Recombinant DNA technology
Recombinant DNA, which can also be known as chimeric DNA, is formed from the genetic material of two different species, that are formed in a laboratory using special techniques and then inserted into the genome of a specific organism, where the effect and expression of the DNA can then be analysed. This is possible due to the similar chemical and physical structure of DNA in different organisms, the same nucleotides are used so DNA from plants, bacteria and humans can be combined. Recombinant DNA technology plays a crucial role in medicine, allowing analysis and production of specific protein on a large scale. For recombinant DNA to be formed, two types of DNA are required, Vector DNA and Insert DNA.
Vector DNA is used to transport the insert DNA into the cell. The vector needs to contain a unique restriction site for the insertion of the new DNA, an effective origin of replication and if possible, a gene that will allow easy selection of the cells, which have successfully taken up the vector. This could be a gene that codes for antibiotic resistance that is disrupted when the insert is added, or gene that codes for fluorescent colour to appear under UV. Examples of vectors include Bacteriophages (viruses which infect bacteria) and Cosmids (genetically engineered hybrids), but the most commonly used vector is a bacterial plasmid, which can replicate independently of the bacterial chromosome.

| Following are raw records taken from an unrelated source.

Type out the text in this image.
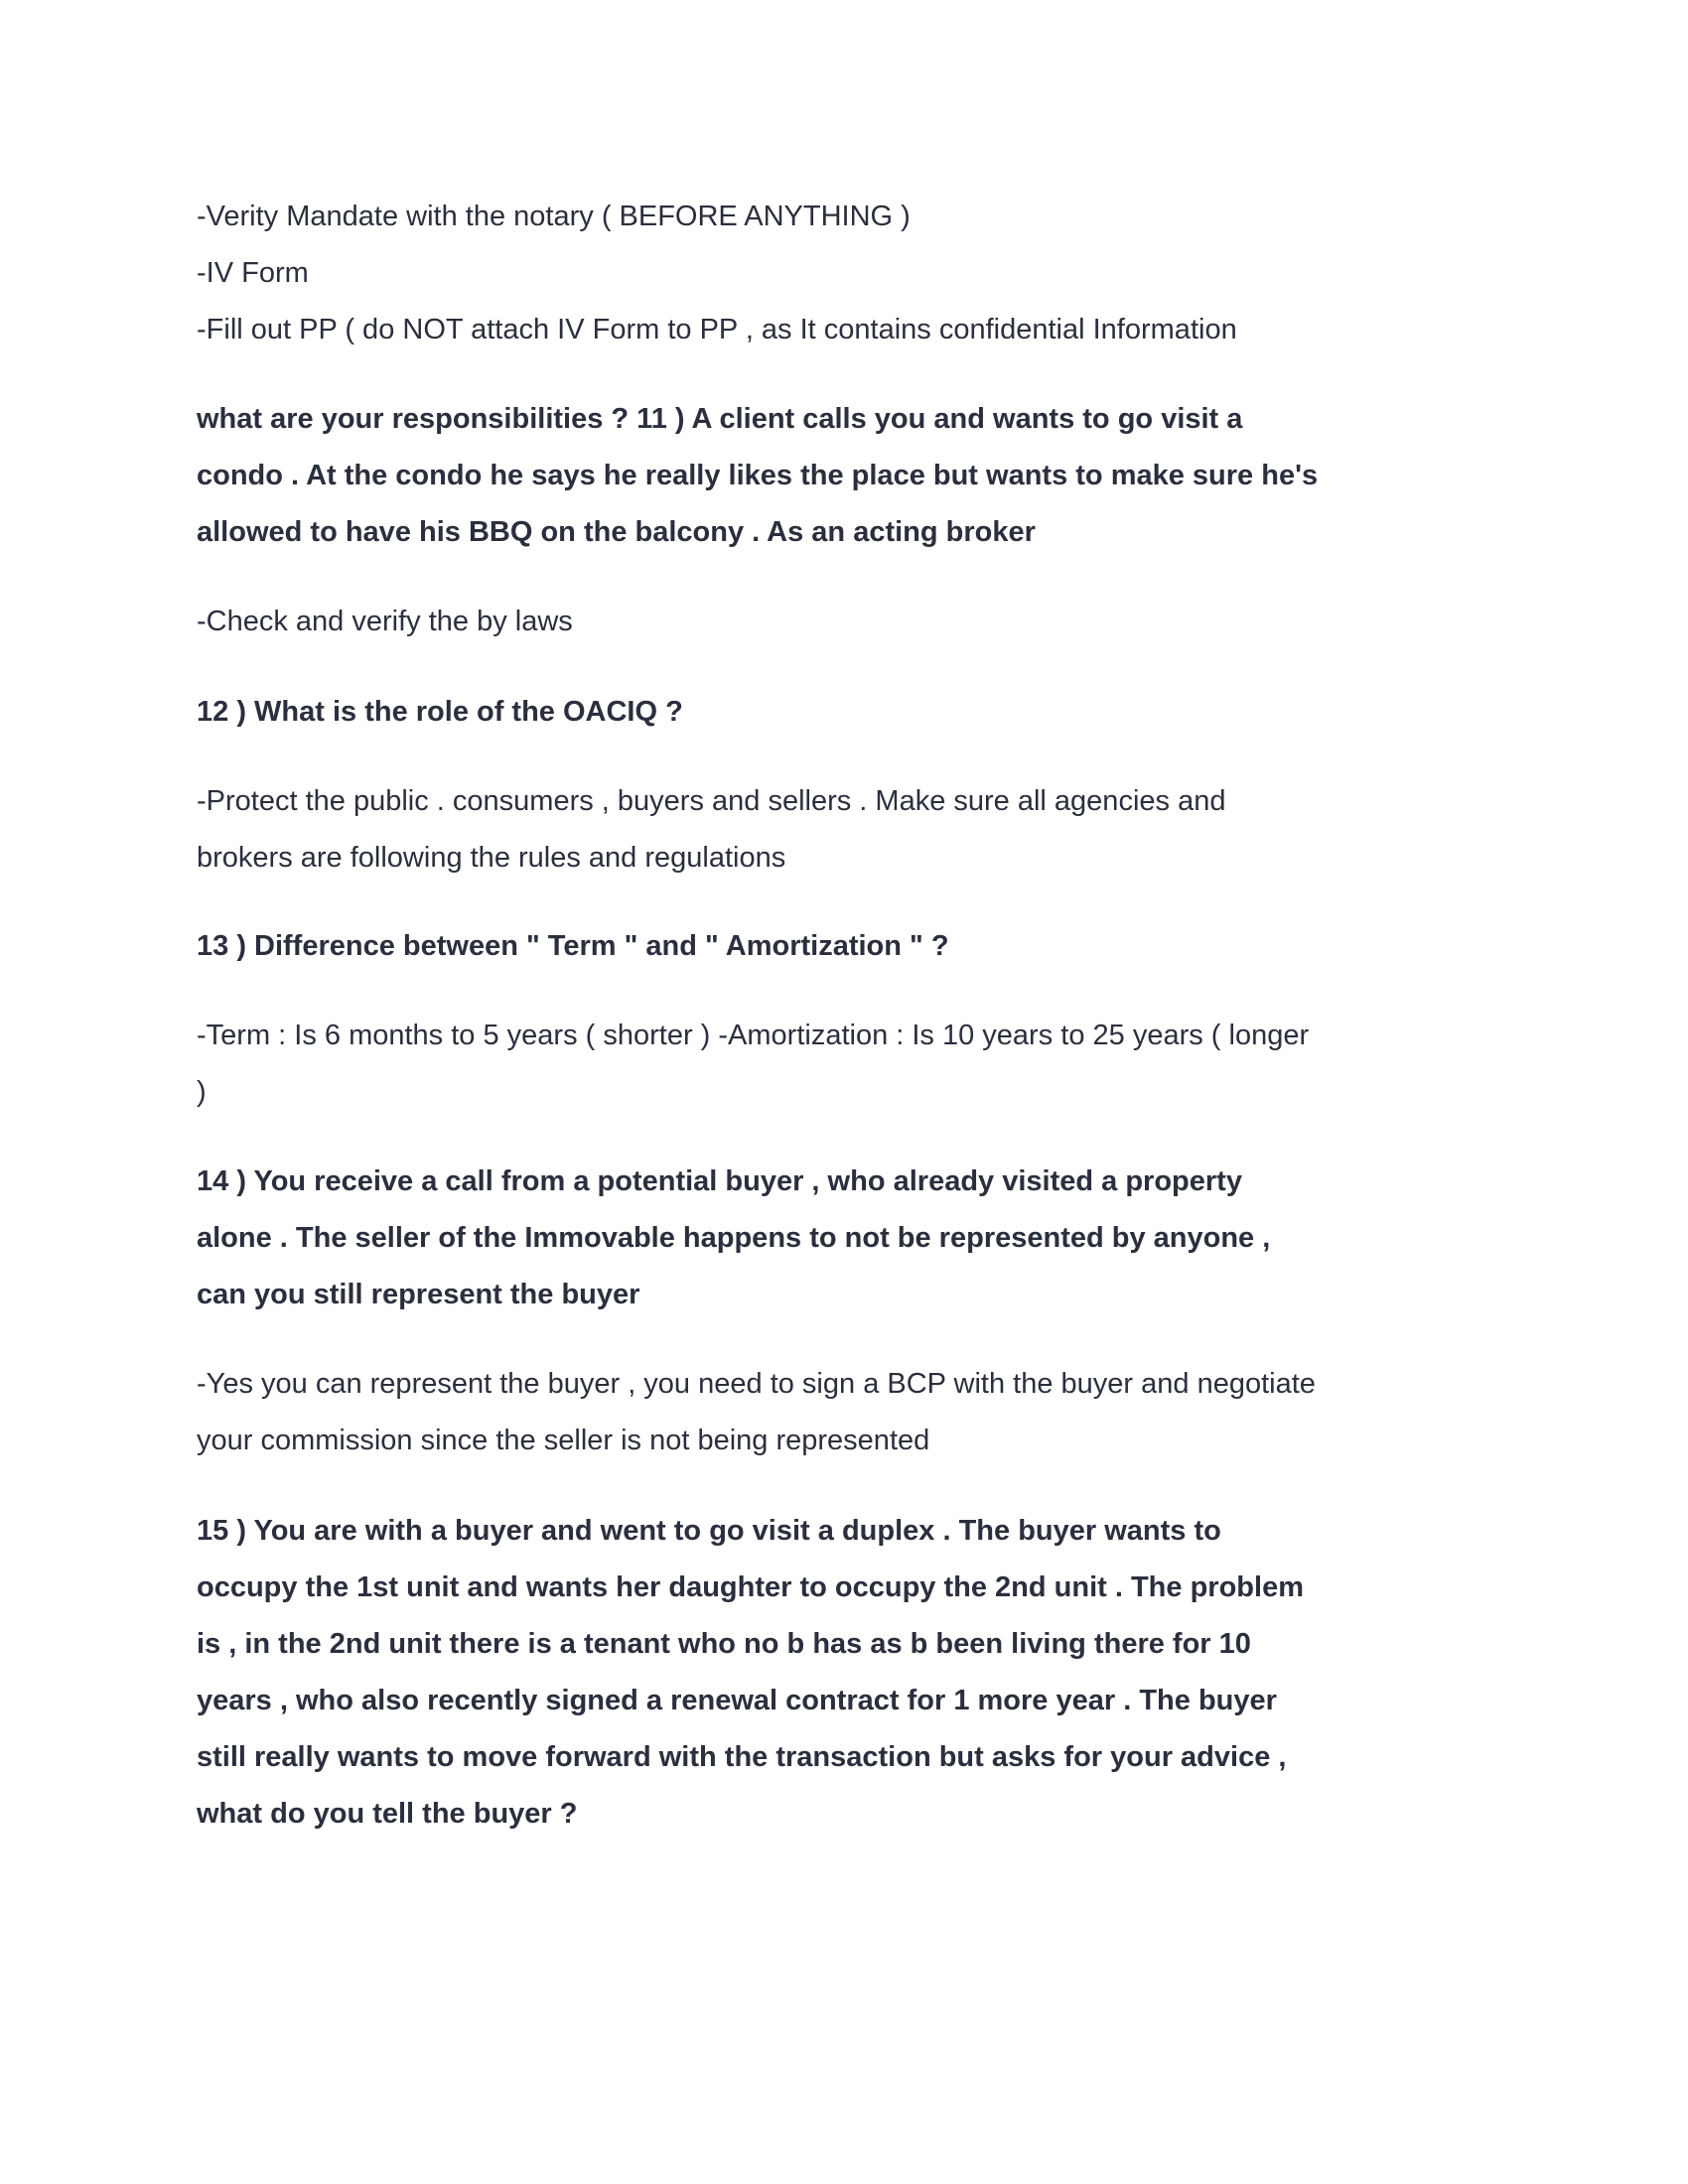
-Verity Mandate with the notary ( BEFORE ANYTHING )
-IV Form
-Fill out PP ( do NOT attach IV Form to PP , as It contains confidential Information
what are your responsibilities ? 11 ) A client calls you and wants to go visit a
condo . At the condo he says he really likes the place but wants to make sure he's
allowed to have his BBQ on the balcony . As an acting broker
-Check and verify the by laws
12 ) What is the role of the OACIQ ?
-Protect the public . consumers , buyers and sellers . Make sure all agencies and
brokers are following the rules and regulations
13 ) Difference between " Term " and " Amortization " ?
-Term : Is 6 months to 5 years ( shorter ) -Amortization : Is 10 years to 25 years ( longer
)
14 ) You receive a call from a potential buyer , who already visited a property
alone . The seller of the Immovable happens to not be represented by anyone ,
can you still represent the buyer
-Yes you can represent the buyer , you need to sign a BCP with the buyer and negotiate
your commission since the seller is not being represented
15 ) You are with a buyer and went to go visit a duplex . The buyer wants to
occupy the 1st unit and wants her daughter to occupy the 2nd unit . The problem
is , in the 2nd unit there is a tenant who no b has as b been living there for 10
years , who also recently signed a renewal contract for 1 more year . The buyer
still really wants to move forward with the transaction but asks for your advice ,
what do you tell the buyer ?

E. coli is a commonly used bacteria which acts as a genetic factory to produce a large amount of recombinant DNA.
Insert DNA is the gene that we want to be expressed in the host cell, this could be a gene coding for insulin production or for another useful protein which is inserted into the vector. This can be obtained randomly or specifically. Random isolation involves non-specific fragments of genomic DNA, isolated either by double stranded DNA, which are analysed using the genomic library, or by isolating mRNA and using reverse transcriptase to form cDNA. Specific isolation is different in that it involves specific fragments of genomic DNA or cDNA which are them amplified by the PCR technique.

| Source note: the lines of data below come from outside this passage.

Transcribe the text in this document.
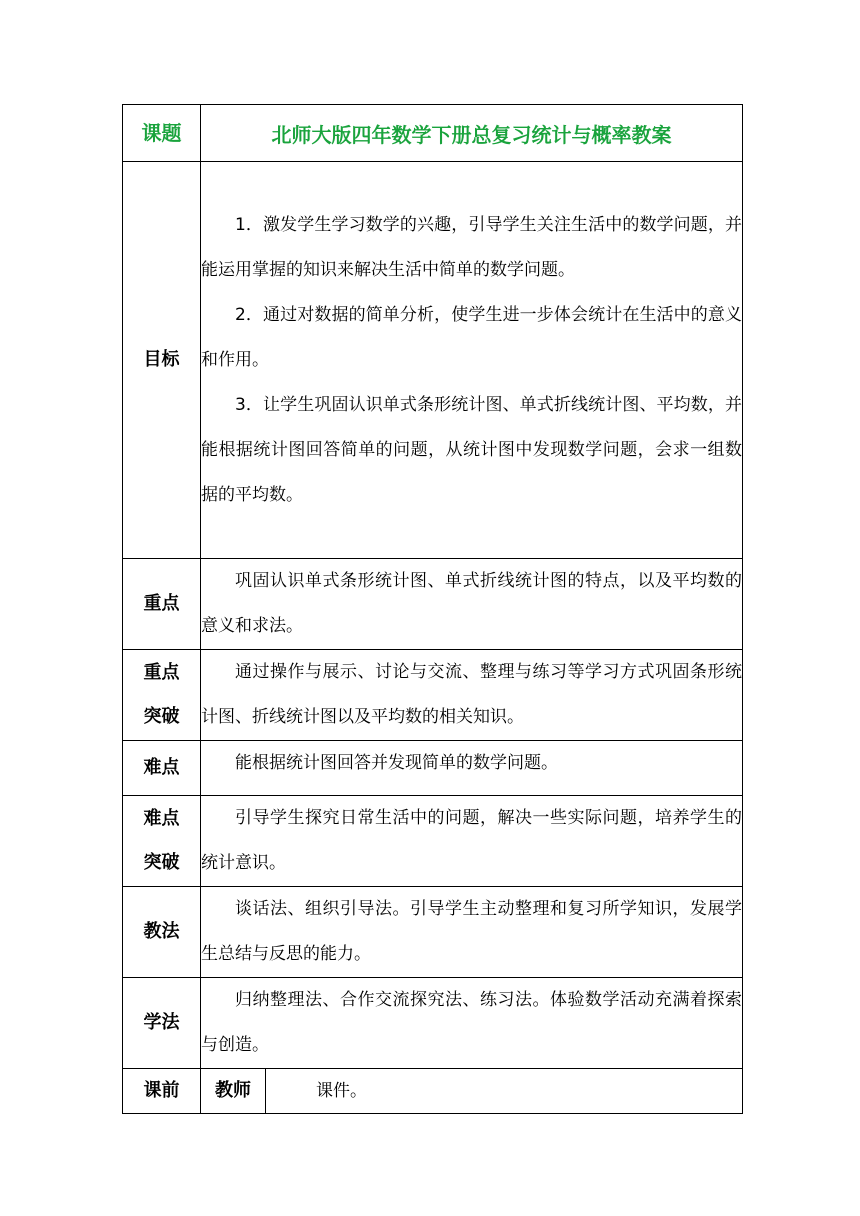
课题	北师大版四年数学下册总复习统计与概率教案
目标	1．激发学生学习数学的兴趣，引导学生关注生活中的数学问题，并能运用掌握的知识来解决生活中简单的数学问题。

2．通过对数据的简单分析，使学生进一步体会统计在生活中的意义和作用。

3．让学生巩固认识单式条形统计图、单式折线统计图、平均数，并能根据统计图回答简单的问题，从统计图中发现数学问题，会求一组数据的平均数。

重点	巩固认识单式条形统计图、单式折线统计图的特点，以及平均数的意义和求法。

重点
突破	通过操作与展示、讨论与交流、整理与练习等学习方式巩固条形统计图、折线统计图以及平均数的相关知识。

难点	能根据统计图回答并发现简单的数学问题。

难点
突破	引导学生探究日常生活中的问题，解决一些实际问题，培养学生的统计意识。

教法	谈话法、组织引导法。引导学生主动整理和复习所学知识，发展学生总结与反思的能力。

学法	归纳整理法、合作交流探究法、练习法。体验数学活动充满着探索与创造。

课前	教师 课件。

The increased understanding of recombinant DNA was first sparked in the 1970s, after this was proposed by Peter Lobban. 1971 Paul Berg carried out his gene splicing experiment. Then in 1972 Herbert W. Boyer carried out another groundbreaking experiment, where ribosomal DNA was inserted into bacteria, the effect of this was that this DNA was replicated naturally 1972 and 1973 the first publications on recombinant DNA were released. Insulin was the first drug to be formed from recombinant DNA, which was carried out by Genenentech
- The first step in forming recombinant DNA is acquiring the insert of the DNA that you want to insert into your host cell, this can be done randomly or specifically as mentioned before. The enzyme required for this step is Restriction endonuclease, which cleaves DNA in a staggered fashion at specific recognition sites, this allows you to remove the specific piece of DNA required from a double strand of DNA, as this enzyme can cut through the sugar phosphate backbone.
- Once you have your insert and you have enough copies to add to multiple host cells, then you need to insert this into your vector. This is first done by cleaving the plasmid (the vector in this example) using restriction endonuclease, to produce specific ends that are complementary to the ends of the insert DNA. Then using the enzyme ligase the insert is inserted into the plasmid, annealing the two sections of genetic material to form recombinant DNA.
- Then we need to transport the recombinant DNA into the host bacterial cell. This is done by adding the plasmid and mixing, heat shock and CaCl is used to break open the cell wall so that the plasmid can move in. To repair the cell wall the cell is incubates at 37C for 30 minutes. This is the most difficult phase and not all plasmids will be successfully taken up, which is why we will need to select the successful hosts.
- The transformed cells will be able to grow on a selective medium, for example we could grow the bacteria on a agar dish that is coated with a specific antibiotic, the insertion of the new DNA will have disrupted the gene that codes for antibiotic resistance, so this means that the transformed cells will not be able to grow on the antibiotic, allowing us to positively identify those that were successful.
Now that we have our recombinant DNA we have a choice of what to do with it. We can either induce expression of a protein in the host, this can either be done directly, so producing the protein for purification, or the cloned gene could be engineered to produce a modified version of the protein. One of the most important uses for recombinant DNA is the formation of insulin, up until the 1980s animal sources where used to form insulin for diabetic injections, but now recombinant insulin can be formed as with animal sources it may be difficult to purify and there is a risk of possible contamination with pathogens. The gene coding for the production of human insulin is obtained and inserted into a bacterial host cell, where it can be produced on a large scale to provide enough for patients to inject.